June 30, 1908, 7:14 a.m., central Siberia—Semen Semenov, a local farmer, saw “the sky split in two. Fire appeared high and wide over the forest…. From … where the fire was, came strong heat…. Then the sky shut closed, and a strong thump sounded, and I was thrown a few yards…. After that such noise came, as if . . . cannons were firing, the earth shook …”
Such is the harrowing testimony of one of the closest eyewitnesses to what scientists call the Tunguska event, the largest impact of a cosmic body to occur on the earth during modern human history. Semenov experienced a raging conflagration some 65 kilometers (40 miles) from ground zero, but the effects of the blast rippled out far into northern Europe and Central Asia as well. Some people saw massive, silvery clouds and brilliant, colored sunsets on the horizon, whereas others witnessed luminescent skies at night—Londoners, for instance, could plainly read newsprint at midnight without artificial lights. Geophysical observatories placed the source of the anomalous seismic and pressure waves they had recorded in a remote section of Siberia. The epicenter lay close to the river Podkamennaya Tunguska, an uninhabited area of swampy taiga forest that stays frozen for eight or nine months of the year.
Ever since the Tunguska event, scientists and lay enthusiasts alike have wondered what caused it. Although most observers generally accept that some kind of cosmic body, either an asteroid or a comet, exploded in the sky above Siberia, no one has yet found fragments of the object or any impact craters in the affected region. The mystery remains unsolved, but our research team, only the latest of a steady stream of investigators who have scoured the area, may be closing in on a discovery that will change our understanding of what happened that fateful morning.

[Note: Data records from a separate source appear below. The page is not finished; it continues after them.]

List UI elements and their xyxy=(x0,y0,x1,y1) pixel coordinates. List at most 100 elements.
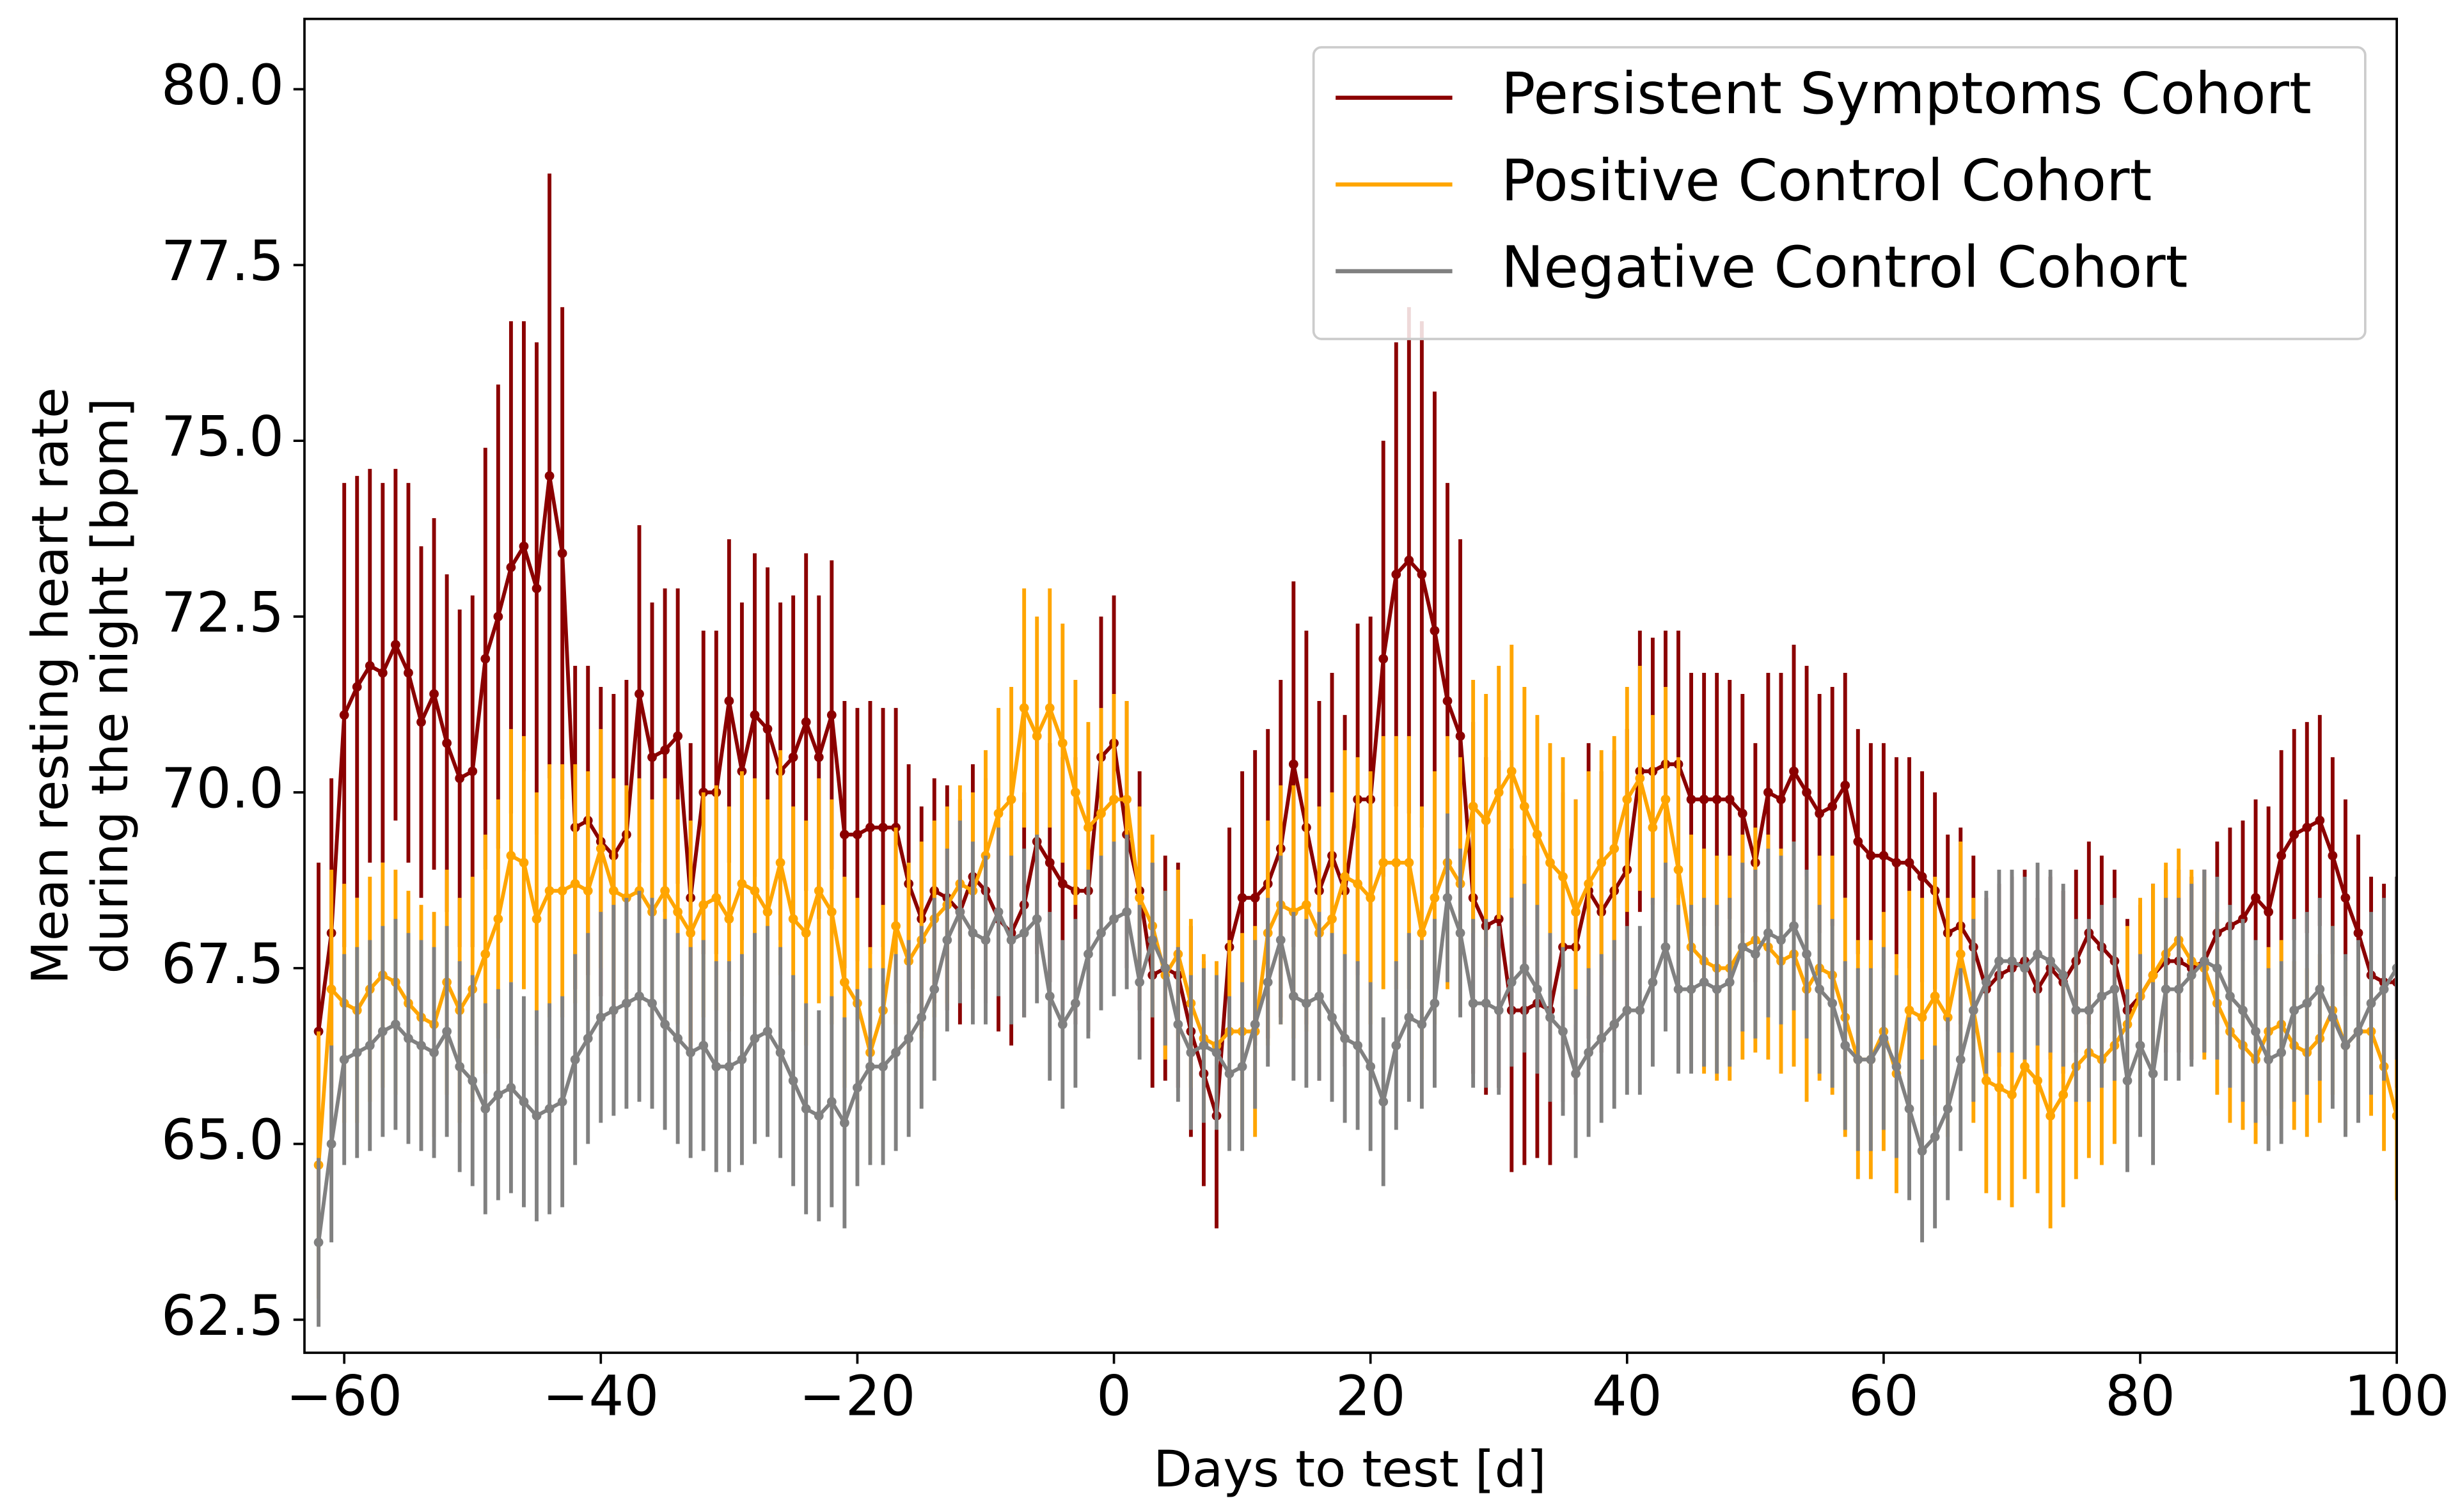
point xyxy=(801,1104,811,1114)
point xyxy=(814,886,824,896)
point xyxy=(583,1034,593,1044)
point xyxy=(532,914,542,924)
point xyxy=(1879,1034,1889,1044)
point xyxy=(2058,970,2069,980)
point xyxy=(2212,963,2222,973)
point xyxy=(737,766,747,776)
point xyxy=(1160,963,1171,973)
point xyxy=(1378,858,1389,868)
point xyxy=(1609,1020,1620,1030)
point xyxy=(1532,984,1542,995)
point xyxy=(1430,998,1440,1009)
point xyxy=(2264,1055,2273,1064)
point xyxy=(1109,914,1119,924)
point xyxy=(2020,1062,2030,1071)
point xyxy=(1891,858,1902,868)
point xyxy=(1994,956,2004,966)
point xyxy=(1981,977,1991,988)
point xyxy=(480,654,491,664)
point xyxy=(1917,1012,1927,1023)
point xyxy=(352,1048,362,1058)
point xyxy=(1789,766,1799,776)
point xyxy=(1109,794,1119,805)
point xyxy=(352,682,362,692)
point xyxy=(1250,1020,1260,1030)
point xyxy=(1366,1062,1376,1071)
series xyxy=(313,813,2397,1327)
point xyxy=(1904,858,1914,868)
point xyxy=(1019,928,1029,938)
point xyxy=(724,914,734,924)
point xyxy=(1378,1097,1389,1106)
point xyxy=(1096,928,1106,938)
point xyxy=(801,928,811,938)
point xyxy=(1366,893,1376,903)
point xyxy=(1879,851,1889,861)
point xyxy=(2020,963,2030,973)
point xyxy=(1712,794,1722,805)
point xyxy=(2122,1076,2133,1085)
point xyxy=(583,886,593,896)
point xyxy=(673,731,683,741)
point xyxy=(993,907,1004,917)
point xyxy=(2251,893,2260,903)
point xyxy=(1686,794,1696,805)
point xyxy=(1468,801,1478,812)
point xyxy=(519,858,529,868)
point xyxy=(2148,970,2158,980)
point xyxy=(1288,991,1298,1002)
point xyxy=(660,886,670,896)
point xyxy=(2109,984,2120,995)
x-tick-label: 0 xyxy=(1096,1364,1131,1428)
point xyxy=(1237,1062,1247,1071)
point xyxy=(1584,1048,1594,1058)
point xyxy=(788,752,798,762)
point xyxy=(1430,893,1440,903)
point xyxy=(339,710,349,720)
point xyxy=(2289,830,2299,840)
axes-frame xyxy=(303,17,2398,1354)
point xyxy=(544,471,555,481)
point xyxy=(1404,555,1414,565)
point xyxy=(1430,626,1440,636)
point xyxy=(570,879,580,889)
point xyxy=(1673,865,1683,875)
point xyxy=(1442,893,1453,903)
point xyxy=(2007,1090,2017,1099)
point xyxy=(1032,731,1042,741)
point xyxy=(1006,935,1016,945)
point xyxy=(622,998,631,1009)
point xyxy=(480,1104,491,1114)
point xyxy=(2007,956,2017,966)
point xyxy=(1519,963,1529,973)
point xyxy=(1955,949,1966,959)
point xyxy=(1481,815,1491,826)
point xyxy=(480,949,491,959)
point xyxy=(2046,956,2056,966)
point xyxy=(1904,1005,1914,1016)
point xyxy=(326,1139,336,1149)
point xyxy=(1340,1034,1350,1044)
point xyxy=(788,1076,798,1085)
point xyxy=(1353,1041,1363,1051)
point xyxy=(1045,703,1055,713)
point xyxy=(711,893,721,903)
point xyxy=(635,689,644,699)
point xyxy=(608,1005,619,1016)
point xyxy=(1084,823,1093,833)
point xyxy=(1545,858,1555,868)
point xyxy=(377,668,388,678)
point xyxy=(1635,773,1645,784)
y-tick-label: 80.0 xyxy=(161,54,284,118)
point xyxy=(762,724,773,734)
point xyxy=(506,1083,516,1092)
point xyxy=(1597,858,1607,868)
point xyxy=(1622,1005,1632,1016)
point xyxy=(1853,837,1863,847)
point xyxy=(1519,801,1529,812)
y-tick-label: 67.5 xyxy=(161,933,284,996)
point xyxy=(506,562,516,572)
point xyxy=(1494,787,1504,798)
point xyxy=(698,1041,709,1051)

I have enjoyed reading about this event all my life, and especially remember the wilder claims of the conspiracy nuts that it was an alien craft that had blown up in the atmosphere, or even the speculation that it was a tiny black hole that happened to evaporate as it intersected our atmosphere.
I have always believed it to have been a piece of a comet, more specifically, the short-period comet Encke. I forget where I read that, and a quick Google Search tells me that British Astronomer Fred Whipple suggested that in 1930. I read very heavily in the area of Astronomy, so I could have read that anywhere, and tend to go with the scientific explanation where it fits Occam’s Razor.